The Priory Park with its adjoining Malvern Splash pool and Winter Gardens complex occupies a large area in the centre of the town. The Winter Gardens complex is home to the Malvern Theatres, a cinema, a concert venue/banqueting room, bars and cafeterias. For almost half a century, the Malvern Winter Gardens has also been a leisure centre and a major regional venue for classical music, and concerts by major rock bands of the 60s, 70s and 80s. The Splash Leisure Complex flanks the eastern boundary of Priory Park and has an indoor swimming pool and gymnasium. In the town centre is also an extensive public Library that includes access to the Internet and many community services.

The Worcestershire Way, a waymarked long-distance trail in Worcestershire, runs 31 mi from Bewdley to Great Malvern.

==Sport==
The Manor Park Club multi-sports complex, close to the town centre, provides indoor and outdoor sports facilities including tennis, squash, indoor bowls, racketball, archery and table tennis. It is assisted by grants from various bodies, including the Malvern Hills District Council, the Sport England Lottery, and the Lawn Tennis Association. In 2010, a new indoor facility was unveiled at the club by tennis player Tim Henman. Traditional outdoor bowls is played on a green in Priory Park. Victoria Park in Malvern Link provides space for field sports and tennis. Malvern Town F.C. has a football first team that plays in the and which has twice reached the third qualifying round of the FA Cup. The Malvern Hills are a popular launching site for hang gliding and paragliding and Malvern has a local hang gliding club. Cricket is provided for at Barnards Green Cricket Club, a professional class ground.

==Notable people==

In addition to those born in Malvern, many notable people came to the town to provide or partake of its Hydrotherapy, to be educated or to teach at the large number of independent boarding schools such as Malvern College with its long list of notable alumni, and its elementary school, the Downs, and Malvern St James for girls, that still remain active into the 21st century. A significant number of people were scientists at the Telecommunications Research Establishment (TRE), and its successor the Royal Radar Establishment, the country's largest secret defence research facility with around 4,000 civil servants and military personnel, and the quango it became (as of 2011), QinetiQ. The Malvern Hills, a designated Area of Outstanding Natural Beauty, have also inspired several poets and novelists.

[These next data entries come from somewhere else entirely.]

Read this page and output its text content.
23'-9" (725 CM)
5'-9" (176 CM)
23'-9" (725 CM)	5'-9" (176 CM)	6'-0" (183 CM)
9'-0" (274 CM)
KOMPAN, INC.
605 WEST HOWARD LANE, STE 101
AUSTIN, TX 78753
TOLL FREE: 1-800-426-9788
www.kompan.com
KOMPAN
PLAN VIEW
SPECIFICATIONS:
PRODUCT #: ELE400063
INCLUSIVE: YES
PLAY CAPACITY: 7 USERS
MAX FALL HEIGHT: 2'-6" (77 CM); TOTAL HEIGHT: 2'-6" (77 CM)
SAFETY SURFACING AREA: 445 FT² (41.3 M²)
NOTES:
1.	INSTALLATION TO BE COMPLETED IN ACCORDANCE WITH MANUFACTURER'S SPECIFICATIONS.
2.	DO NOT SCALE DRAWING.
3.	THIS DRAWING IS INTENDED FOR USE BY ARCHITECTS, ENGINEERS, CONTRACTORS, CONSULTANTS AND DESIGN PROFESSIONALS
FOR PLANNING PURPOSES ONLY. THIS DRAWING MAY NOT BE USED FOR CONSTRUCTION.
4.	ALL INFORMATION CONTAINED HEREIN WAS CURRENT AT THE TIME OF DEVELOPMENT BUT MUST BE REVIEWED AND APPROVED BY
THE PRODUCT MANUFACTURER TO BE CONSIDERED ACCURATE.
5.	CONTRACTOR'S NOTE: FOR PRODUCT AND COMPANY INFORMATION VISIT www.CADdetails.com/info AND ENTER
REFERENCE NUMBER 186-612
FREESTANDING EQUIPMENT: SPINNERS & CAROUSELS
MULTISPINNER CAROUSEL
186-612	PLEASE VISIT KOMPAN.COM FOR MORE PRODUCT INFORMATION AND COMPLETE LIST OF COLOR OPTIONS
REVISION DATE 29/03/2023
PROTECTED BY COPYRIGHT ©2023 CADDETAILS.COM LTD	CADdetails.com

- Michael P. Barnett, (24 March 1929 – 13 March 2012) was a British theoretical chemist and computer scientist; researcher at the Royal Radar Establishment in 1953.
- Nigel Coates, architect and emeritus professor of the Royal College of Art grew up in Malvern and was educated at Hanley Castle Grammar School.
- Edward Elgar, composer, lived and taught in Great Malvern. He is buried in the graveyard of St Wulstan's Roman Catholic Church in the village of Little Malvern.
- Charles Hastings, founder of the British Medical Association, spent his final years at Hastings House, Barnards Green.

- William Langland's allegorical narrative poem Piers Plowman (written c. 1360–1387) begins on the Malvern Hills.
- C. S. Lewis, novelist, was a pupil at the preparatory school Cherbourg House and Malvern College. He boarded at these two establishments between early 1911 and June 1914.
- David Mitchell, author whose works include Cloud Atlas (also a 2012 Hollywood movie) and Black Swan Green, the latter taking place in Malvern. Mitchell was educated at Hanley Castle Grammar School.
- Jeremy Paxman, journalist, author, broadcaster, presenter of University Challenge, was educated at Malvern College.
- Charles William Dyson Perrins, (1864–1958), art collector, philanthropist and local government office holder.
- Jacqui Smith, politician, former British home secretary, was born and raised in Malvern.
- Geoffrey Dummer, whose concepts ultimately led to the development of the integrated circuit, commonly called the microchip, in the late 1940s and early 1950s at TRE in Malvern and is interred in Malvern cemetery.

==Related settlements==

Malvern is the source of the name of many towns and villages, including Malverne, in New York state, as one of the many in the US and around 15 others around the world in current or former British possessions.